Önce kavramın lügat mânâsına bir bakayım da iddiamız boşlukta kalmasın istedim. Fransızcadan dilimize girmiş bir kelime ve kavram.
Dilin “Öz Türkçe” bahanesiyle tarihin en büyük kültür cinayetinden sonra “Uyduruk Türkçe” kelimelerle düşünceyi, meramı anlatmak müşkülleşiyor.
Birkaç yüz kelime ile her mesele, her düşünce anlatılamadığı için bizim kompleksli entel-dantel aydınlarımız yabancı kelimelerle düşüncelerini ifade etmeye mecbur kaldılar. Çünkü mânâyı ifade edecek kelime bulamıyor da ondan. Bu uyduruk Türkçe ile soyut kavramlar, derin mânâlar açıklanamıyor.
Onlara göre muhatabın anlayıp anlamaması mühim değil, “ne kadar çok şey biliyor” desinler yeter demiş olmalılar.
Toplumdan kendilerini tecrit ettiler. Kibir-gurur, enaniyetle seçkinler kesimini teşkil ettiler.
Hâlâ daha toplumun geniş kesimiyle yeterli iletişim kurabilmiş değiller.
Her neyse… Konu başlığımız “Rasyonel Yaklaşım.”
Lügat karşılığı “Ölçülü, hesaplı, akla uygun davranan” olarak yazıyor.
Pozitif bilimin, modernitenin paradigması olan rasyonel yaklaşımı ele alacağız.
Pratikte, ıstılahta kullanılışı esbapperest bakışı, nedensellik temeline dayanıyor. Sebep-sonuç münasebeti ile meseleleri izah etmek.
Halbuki hayatta ve kâinatta hiçbir şey nedensellik üzerine cereyan etmiyor.

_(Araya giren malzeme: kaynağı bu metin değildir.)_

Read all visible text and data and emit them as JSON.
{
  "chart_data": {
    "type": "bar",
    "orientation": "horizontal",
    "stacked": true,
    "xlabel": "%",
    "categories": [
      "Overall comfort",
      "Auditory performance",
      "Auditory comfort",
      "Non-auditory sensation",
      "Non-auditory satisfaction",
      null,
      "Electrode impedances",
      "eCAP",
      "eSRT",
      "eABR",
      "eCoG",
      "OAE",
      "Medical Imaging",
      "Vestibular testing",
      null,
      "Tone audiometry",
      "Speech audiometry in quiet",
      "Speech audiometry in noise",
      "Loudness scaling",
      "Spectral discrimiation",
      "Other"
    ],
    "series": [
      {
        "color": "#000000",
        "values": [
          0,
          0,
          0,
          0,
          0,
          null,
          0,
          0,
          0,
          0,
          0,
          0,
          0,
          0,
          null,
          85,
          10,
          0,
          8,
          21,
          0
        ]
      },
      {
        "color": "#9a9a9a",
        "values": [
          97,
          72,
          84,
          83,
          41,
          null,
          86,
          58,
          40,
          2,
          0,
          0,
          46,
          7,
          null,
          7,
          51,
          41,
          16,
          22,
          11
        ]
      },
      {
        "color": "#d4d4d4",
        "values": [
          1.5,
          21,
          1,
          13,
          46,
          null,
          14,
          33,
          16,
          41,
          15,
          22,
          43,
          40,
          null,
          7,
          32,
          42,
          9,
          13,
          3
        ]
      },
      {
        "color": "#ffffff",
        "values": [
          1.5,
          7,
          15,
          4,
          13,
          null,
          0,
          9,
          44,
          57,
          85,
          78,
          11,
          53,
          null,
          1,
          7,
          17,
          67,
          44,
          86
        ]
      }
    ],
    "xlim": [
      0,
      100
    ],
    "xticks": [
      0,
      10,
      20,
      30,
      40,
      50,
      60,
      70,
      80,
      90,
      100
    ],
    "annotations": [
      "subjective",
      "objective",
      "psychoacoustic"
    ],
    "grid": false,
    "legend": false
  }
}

Meselâ hayat. Hayatın tarifi ve mahiyeti nedensellikle izah edilemiyor. Hayatın akışıyla meydana gelen hadiseler üzerinde yorum yapılıyor, fikir yürütülüyor.
Rasyonellik daha çok iktisatçıların kullandığı bir kavram ama fikri ve felsefi düşüncenin de dayanağı denilebilir.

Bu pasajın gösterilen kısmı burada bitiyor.